The Exponentially Weighted Recursive Least Squares (EWRLS) method is adopted to estimate adaptive prediction filters for F-X seismic interpolation. Adaptive prediction filters are able to model signals where the dominant wave-numbers are varying in space. This concept leads to a F-X interpolation method that does not require windowing strategies for optimal results. Synthetic and real data examples are used to illustrate the performance of the proposed adaptive F-X interpolation method.
Spitz (1991) introduced a seismic trace interpolation method that utilizes prediction filters in the frequency-space (F-X) domain. Spitz''s algorithm is based on the fact that linear events in time-space (T-X) domain map to a superposition of complex sinusoids in the F-X domain. Complex sinusoids can be reconstructed via prediction filters (autoregressive operators); this property is used to establish a signal model for F-X interpolation (Spitz, 1991) and F-X random noise attenuation (Canales, 1984; Soubaras, 1994; Sacchi and Kuehl, 2000). Spitz (1991) showed that prediction filters obtained at frequency f can be used to interpolate data at temporal frequency 2 f . Prediction filters estimated from the low-frequency (alias-free) portion of the data are used to interpolate the high-frequency (aliased) data components. Several modifications to Spitz''s prediction filtering interpolation have been proposed. For instance, Porsani (1999) proposed a half-step prediction filter scheme that makes the interpolation process more efficient. Gulunay (2003) introduced an algorithm with similarities to F-X prediction filtering with a very elegant representation in the frequencywavenumber F-K domain. Recently, Naghizadeh and Sacchi (2007) proposed a modification of F-X interpolation that allows to reconstruct data with gaps.
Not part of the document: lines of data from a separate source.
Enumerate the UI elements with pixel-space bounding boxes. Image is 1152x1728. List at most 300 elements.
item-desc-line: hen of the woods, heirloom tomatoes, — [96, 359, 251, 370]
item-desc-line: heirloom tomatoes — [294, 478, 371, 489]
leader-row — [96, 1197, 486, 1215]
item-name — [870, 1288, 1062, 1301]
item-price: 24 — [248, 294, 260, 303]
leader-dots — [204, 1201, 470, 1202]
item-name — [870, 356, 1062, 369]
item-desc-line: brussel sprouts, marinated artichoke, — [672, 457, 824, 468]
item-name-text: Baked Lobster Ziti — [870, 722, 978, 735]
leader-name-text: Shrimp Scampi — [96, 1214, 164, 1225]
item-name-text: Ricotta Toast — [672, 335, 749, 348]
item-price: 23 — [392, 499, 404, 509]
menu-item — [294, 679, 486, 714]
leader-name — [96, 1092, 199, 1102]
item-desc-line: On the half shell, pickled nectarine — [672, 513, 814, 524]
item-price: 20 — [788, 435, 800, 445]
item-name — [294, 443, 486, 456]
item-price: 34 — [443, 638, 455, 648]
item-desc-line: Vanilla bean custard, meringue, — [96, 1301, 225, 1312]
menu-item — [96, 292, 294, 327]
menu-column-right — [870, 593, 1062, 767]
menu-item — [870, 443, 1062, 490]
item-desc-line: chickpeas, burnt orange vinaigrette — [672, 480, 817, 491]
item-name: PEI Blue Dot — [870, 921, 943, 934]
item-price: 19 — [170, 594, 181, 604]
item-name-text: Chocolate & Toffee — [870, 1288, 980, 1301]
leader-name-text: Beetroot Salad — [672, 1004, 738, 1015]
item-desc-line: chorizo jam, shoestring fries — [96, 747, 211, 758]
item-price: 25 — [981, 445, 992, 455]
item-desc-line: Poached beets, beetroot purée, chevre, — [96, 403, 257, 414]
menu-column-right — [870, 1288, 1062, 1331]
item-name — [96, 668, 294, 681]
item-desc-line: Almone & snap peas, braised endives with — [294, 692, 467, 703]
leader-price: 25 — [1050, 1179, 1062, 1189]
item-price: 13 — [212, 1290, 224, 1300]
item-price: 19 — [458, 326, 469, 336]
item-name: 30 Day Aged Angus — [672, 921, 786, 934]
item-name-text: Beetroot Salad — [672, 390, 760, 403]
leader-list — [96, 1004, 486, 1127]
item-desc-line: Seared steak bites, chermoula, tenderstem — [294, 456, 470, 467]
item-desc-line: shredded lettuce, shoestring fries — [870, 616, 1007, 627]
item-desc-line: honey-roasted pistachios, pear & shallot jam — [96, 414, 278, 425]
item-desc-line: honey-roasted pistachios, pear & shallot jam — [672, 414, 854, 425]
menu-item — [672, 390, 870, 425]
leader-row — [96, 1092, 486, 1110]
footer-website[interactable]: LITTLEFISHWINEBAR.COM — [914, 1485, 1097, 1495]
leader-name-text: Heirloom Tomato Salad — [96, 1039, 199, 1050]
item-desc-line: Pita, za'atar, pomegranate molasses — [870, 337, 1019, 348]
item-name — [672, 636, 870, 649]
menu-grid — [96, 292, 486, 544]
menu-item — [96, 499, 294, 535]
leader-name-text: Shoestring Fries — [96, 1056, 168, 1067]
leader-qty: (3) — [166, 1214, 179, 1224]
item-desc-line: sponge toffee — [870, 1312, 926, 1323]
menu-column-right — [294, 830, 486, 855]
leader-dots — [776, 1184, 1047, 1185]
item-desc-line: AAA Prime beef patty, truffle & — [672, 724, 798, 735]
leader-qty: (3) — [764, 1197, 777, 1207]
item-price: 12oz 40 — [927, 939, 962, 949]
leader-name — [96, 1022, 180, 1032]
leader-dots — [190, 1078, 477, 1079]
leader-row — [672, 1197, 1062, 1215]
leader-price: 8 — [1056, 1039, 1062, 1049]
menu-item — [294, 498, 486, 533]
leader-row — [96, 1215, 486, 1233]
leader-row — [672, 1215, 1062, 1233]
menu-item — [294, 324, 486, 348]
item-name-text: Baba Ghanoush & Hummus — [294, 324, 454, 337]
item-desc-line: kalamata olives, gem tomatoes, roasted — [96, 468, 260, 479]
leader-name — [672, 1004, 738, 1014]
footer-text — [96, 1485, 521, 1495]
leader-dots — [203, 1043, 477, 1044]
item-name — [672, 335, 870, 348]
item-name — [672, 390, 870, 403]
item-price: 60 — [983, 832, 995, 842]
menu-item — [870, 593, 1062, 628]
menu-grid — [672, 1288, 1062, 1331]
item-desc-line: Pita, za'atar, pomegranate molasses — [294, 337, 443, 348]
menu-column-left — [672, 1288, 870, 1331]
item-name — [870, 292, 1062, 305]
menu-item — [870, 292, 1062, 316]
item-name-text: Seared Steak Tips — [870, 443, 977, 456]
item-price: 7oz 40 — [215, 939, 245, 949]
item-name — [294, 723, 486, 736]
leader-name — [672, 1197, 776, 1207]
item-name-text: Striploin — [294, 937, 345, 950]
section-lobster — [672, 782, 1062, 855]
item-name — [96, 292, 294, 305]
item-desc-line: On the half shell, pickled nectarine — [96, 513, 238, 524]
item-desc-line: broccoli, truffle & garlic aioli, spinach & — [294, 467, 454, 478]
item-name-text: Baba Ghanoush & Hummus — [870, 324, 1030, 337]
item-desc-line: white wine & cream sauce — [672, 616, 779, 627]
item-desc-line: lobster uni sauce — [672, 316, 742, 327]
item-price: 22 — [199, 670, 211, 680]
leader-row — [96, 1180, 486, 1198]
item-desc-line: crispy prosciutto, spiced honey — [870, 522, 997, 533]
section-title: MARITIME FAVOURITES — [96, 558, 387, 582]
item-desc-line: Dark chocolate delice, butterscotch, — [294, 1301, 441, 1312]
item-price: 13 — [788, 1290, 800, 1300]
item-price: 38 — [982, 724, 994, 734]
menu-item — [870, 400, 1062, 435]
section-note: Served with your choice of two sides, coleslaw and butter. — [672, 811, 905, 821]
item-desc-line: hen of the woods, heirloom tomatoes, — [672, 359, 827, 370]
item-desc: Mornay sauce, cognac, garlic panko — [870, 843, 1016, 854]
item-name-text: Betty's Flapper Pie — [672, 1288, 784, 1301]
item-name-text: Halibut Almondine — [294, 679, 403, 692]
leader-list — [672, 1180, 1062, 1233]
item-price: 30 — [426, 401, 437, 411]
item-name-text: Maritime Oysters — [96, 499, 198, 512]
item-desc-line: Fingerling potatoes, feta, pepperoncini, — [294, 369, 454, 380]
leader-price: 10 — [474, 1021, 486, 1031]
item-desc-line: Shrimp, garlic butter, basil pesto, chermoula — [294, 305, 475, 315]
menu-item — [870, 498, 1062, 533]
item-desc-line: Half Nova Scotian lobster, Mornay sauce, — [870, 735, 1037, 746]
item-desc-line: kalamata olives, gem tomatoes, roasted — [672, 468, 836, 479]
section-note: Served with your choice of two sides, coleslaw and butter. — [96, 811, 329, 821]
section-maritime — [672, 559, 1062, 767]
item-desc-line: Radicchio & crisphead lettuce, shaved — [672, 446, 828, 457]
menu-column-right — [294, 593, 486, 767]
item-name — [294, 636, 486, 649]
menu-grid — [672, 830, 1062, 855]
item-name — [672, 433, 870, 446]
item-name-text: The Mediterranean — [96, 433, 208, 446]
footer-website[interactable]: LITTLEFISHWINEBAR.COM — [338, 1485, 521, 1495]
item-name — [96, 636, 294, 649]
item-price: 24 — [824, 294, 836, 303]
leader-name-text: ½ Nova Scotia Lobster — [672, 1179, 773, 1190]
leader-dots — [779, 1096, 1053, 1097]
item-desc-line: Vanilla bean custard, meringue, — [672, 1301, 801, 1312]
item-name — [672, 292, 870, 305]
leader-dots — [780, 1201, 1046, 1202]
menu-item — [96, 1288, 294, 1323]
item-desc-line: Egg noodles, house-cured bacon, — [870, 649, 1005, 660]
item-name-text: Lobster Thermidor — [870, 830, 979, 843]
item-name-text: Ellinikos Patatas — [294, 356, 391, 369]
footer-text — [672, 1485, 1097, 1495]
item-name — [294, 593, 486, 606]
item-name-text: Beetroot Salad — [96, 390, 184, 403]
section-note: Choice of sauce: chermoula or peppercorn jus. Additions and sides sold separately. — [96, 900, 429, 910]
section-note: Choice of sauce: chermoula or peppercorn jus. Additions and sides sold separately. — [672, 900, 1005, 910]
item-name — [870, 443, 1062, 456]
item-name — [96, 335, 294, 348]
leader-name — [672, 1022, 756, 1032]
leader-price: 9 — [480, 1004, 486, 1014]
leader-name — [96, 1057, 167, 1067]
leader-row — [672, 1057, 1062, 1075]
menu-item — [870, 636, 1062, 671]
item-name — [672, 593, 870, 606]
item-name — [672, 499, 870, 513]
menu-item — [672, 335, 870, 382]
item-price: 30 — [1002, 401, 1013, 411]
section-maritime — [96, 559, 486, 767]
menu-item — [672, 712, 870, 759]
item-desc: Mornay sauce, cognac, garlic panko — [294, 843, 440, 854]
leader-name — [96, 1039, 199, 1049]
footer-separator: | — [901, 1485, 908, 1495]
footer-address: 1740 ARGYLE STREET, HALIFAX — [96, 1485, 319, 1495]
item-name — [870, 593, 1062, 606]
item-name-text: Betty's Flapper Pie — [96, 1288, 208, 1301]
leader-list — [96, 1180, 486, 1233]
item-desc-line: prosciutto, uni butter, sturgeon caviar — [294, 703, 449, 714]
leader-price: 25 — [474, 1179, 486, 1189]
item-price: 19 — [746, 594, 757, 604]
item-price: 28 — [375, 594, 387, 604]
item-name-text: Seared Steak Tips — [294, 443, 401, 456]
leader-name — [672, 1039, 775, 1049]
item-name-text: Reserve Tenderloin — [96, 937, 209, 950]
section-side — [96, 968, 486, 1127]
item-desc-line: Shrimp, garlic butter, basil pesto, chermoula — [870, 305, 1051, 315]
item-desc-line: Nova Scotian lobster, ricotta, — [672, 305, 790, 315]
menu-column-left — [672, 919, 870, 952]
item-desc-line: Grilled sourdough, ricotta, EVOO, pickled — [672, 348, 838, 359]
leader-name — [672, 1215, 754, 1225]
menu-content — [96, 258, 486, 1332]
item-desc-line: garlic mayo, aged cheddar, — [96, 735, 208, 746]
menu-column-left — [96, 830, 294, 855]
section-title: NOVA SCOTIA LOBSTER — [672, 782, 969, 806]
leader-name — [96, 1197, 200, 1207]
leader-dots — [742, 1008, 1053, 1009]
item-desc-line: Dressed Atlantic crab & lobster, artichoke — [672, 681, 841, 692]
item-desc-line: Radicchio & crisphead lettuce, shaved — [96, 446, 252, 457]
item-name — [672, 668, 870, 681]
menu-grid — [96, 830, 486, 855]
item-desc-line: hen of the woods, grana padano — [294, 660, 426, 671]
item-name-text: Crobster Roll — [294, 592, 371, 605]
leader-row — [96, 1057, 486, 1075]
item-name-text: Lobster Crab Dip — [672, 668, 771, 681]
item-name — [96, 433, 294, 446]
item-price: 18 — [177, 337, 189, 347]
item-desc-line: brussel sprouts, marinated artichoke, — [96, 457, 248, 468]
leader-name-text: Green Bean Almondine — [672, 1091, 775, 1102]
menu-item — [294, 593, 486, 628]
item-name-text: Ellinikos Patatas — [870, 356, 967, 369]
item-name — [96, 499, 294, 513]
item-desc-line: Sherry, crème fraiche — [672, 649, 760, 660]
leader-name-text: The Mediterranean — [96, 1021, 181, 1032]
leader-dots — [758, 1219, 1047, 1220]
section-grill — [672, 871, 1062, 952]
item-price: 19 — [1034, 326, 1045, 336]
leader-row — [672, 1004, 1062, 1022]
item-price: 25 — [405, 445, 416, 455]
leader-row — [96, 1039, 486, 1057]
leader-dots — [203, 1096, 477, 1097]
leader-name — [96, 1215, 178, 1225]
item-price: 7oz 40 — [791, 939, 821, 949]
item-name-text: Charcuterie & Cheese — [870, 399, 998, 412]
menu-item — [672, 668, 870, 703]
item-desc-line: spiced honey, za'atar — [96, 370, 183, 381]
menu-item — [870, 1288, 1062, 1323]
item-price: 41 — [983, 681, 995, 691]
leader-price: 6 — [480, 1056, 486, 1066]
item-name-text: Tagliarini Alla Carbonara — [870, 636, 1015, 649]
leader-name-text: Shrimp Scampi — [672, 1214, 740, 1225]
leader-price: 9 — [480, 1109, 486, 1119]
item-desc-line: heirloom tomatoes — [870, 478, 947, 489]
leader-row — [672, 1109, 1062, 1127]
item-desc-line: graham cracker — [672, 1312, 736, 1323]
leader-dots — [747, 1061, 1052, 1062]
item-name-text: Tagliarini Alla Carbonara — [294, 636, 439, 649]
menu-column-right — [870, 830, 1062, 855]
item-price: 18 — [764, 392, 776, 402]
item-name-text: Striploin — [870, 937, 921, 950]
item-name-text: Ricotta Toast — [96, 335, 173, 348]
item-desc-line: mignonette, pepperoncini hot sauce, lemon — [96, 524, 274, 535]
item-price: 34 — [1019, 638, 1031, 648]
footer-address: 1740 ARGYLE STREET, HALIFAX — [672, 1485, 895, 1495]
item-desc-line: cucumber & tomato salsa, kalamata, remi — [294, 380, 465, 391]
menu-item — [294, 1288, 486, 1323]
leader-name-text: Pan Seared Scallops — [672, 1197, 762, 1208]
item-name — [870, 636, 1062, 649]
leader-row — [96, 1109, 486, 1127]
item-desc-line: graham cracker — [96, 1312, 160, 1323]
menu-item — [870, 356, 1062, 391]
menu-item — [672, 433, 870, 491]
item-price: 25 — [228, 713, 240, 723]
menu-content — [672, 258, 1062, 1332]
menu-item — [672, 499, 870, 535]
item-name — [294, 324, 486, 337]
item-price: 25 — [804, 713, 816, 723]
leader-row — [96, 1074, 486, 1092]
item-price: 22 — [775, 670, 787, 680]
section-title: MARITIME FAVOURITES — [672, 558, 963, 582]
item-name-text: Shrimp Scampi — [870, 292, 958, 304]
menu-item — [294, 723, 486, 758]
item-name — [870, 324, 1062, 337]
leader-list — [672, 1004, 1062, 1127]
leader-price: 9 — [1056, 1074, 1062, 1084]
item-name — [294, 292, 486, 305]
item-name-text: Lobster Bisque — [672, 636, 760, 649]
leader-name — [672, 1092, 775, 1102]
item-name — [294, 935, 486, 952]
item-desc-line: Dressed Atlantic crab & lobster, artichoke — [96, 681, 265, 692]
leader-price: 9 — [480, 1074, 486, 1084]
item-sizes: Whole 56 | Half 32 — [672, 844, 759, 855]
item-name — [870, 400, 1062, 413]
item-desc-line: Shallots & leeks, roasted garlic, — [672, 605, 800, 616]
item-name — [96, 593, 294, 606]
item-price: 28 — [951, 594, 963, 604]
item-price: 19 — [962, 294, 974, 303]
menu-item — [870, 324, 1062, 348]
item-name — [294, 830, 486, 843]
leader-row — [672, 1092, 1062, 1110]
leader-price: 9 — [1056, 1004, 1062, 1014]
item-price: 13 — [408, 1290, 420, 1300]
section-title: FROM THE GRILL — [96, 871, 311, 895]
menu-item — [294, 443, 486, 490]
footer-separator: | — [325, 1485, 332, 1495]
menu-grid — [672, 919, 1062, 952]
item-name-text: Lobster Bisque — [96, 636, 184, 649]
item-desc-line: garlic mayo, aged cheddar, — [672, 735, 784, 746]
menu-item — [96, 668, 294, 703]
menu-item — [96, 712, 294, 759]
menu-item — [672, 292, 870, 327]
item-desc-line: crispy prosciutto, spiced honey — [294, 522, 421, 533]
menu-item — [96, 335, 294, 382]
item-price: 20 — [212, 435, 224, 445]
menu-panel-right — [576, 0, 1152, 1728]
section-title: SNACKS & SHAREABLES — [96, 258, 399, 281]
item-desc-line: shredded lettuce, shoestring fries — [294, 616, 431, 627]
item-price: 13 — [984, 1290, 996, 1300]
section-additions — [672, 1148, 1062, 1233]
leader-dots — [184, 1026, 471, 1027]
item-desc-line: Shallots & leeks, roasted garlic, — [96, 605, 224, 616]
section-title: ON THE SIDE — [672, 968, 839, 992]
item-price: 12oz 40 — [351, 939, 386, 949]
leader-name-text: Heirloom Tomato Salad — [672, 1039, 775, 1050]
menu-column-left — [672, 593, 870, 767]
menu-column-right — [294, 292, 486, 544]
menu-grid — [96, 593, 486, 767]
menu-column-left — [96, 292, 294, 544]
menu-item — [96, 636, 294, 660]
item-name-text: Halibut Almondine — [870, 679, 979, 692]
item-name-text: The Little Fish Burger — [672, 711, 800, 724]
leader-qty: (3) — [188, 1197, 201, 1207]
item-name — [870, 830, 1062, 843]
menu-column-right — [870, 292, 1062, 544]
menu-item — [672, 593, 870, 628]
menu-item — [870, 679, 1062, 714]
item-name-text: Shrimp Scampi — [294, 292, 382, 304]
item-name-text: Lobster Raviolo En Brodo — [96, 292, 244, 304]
Seismic interpolation algorithms depend on a signal model. F-X interpolation methods are not an exception to the preceding statement; they assume data composed of a finite number of waveforms with constant dip. This assumption can be validated via windowing. Interpolation methods driven by, for instance, local Radon transforms (Sacchi et al., 2004) and Curvelet frames (Herrmann and Hennenfent, 2008) assume a signal model that consists of events with constant local dip. In addition, they implicitly define operators that are local without the necessity of windowing. This is an attractive property, in particular, when compared to non-local interpolation methods (operators defined on a large spatial aperture) where optimal results are only achievable when seismic events match the kinematic signature of the operator. Examples of the latter are interpolation methods based on the hyperbolic/ parabolic Radon transforms (Darche, 1990; Trad et al., 2002) and migration operators (Trad, 2003).
As we have already pointed out, F-X methods require windowing strategies to cope with continuous changes in dominant wave-numbers (or dips in T-X). In this article we propose a method that avoids the necessity of spatial windows. The proposed interpolation automatically updates prediction filters as lateral variations of dip are encountered. This concepts can be implemented in a somehow cumbersome process that requires classical F-X interpolation in a rolling window. In this paper we have preferred to use the framework of recursive least squares (Honig and Messerschmidt, 1984; Marple, 1987) to update prediction filters in a recursive fashion.